There will be no a priori planned subgroup analysis, but a multivariate analysis of all study patients (ITT population) will be performed investigating the occurrence of severe postoperative bleeding (dependent variable). In this logistic regression, the following variables are considered as possible predictors (independent variables): age, gender, surgical method used (Milligan-Morgan or Parks), severity of hemorrhoids (grade III/IV), use of tamponade (yes/no), type of tamponade used, type of anesthesia used, occurrence of intraoperative complications, preoperative hemoglobin levels, type and amount of pain therapy (in particular the performance of a pudendal block), and type and amount of anticoagulation therapy. If this multivariate analysis shows that there is a significant predictor of bleeding that is not evenly distributed within the two study groups (significance in demonstrating the comparability of the two groups), a subgroup analysis of this variable will be performed. In this case, primary and secondary endpoints will be analyzed as described previously, in the subgroups of the unequally distributed variable.
Mental illness in the study participants, preoperative pain levels, the use and type of concomitant pain therapy, and the type of tamponade used represent factors possibly influencing pain, quality of life, and patient satisfaction. The influence of these factors on the aforementioned outcomes will be examined.
Based on the results of the single-center pilot study that demonstrated significant pain reduction (first primary outcome) without tamponade, it can be assumed with great probability that an advantage can also be demonstrated in this much larger multicenter study (first hypothesis). For the second primary outcome based on the results of the pilot study and the international literature it is predicted that 4% of the patients will need surgical revision with tamponade due to severe postoperative bleeding in the treatment group (96% estimated success rate in the control group).

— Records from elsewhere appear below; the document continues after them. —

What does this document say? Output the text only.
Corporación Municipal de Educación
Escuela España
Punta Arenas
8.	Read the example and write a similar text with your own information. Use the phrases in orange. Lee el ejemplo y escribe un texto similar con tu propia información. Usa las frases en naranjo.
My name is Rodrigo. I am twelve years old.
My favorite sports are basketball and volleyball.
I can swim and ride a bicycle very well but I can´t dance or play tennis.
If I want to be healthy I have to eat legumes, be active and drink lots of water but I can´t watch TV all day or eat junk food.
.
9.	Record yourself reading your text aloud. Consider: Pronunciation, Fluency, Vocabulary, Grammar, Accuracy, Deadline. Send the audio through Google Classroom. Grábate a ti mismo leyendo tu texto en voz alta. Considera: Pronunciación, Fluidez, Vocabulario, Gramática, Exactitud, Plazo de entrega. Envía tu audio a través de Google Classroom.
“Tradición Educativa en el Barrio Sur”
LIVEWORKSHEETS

In the intervention group without tamponade a slightly higher rate of bleeding needing surgical revision of ca. 8% is expected. The bleeding rate was 10% in 52 cases included in the pilot study. Therefore, the clinically acceptable and justified limit for non-inferiority is set at 12%, or 8% higher than in the control group with tamponade (8% non-inferiority limit).
Based on these assumptions, the sample size is 433 per group, or 866 patients in total. For study enrollment, assuming a maximum 10% rate of loss to follow up, 953 patients are required. The power was set at 80% in all calculations. Detailed procedures for executing the statistical analysis of the primary and secondary variables and other data will be provided in a statistical analysis plan.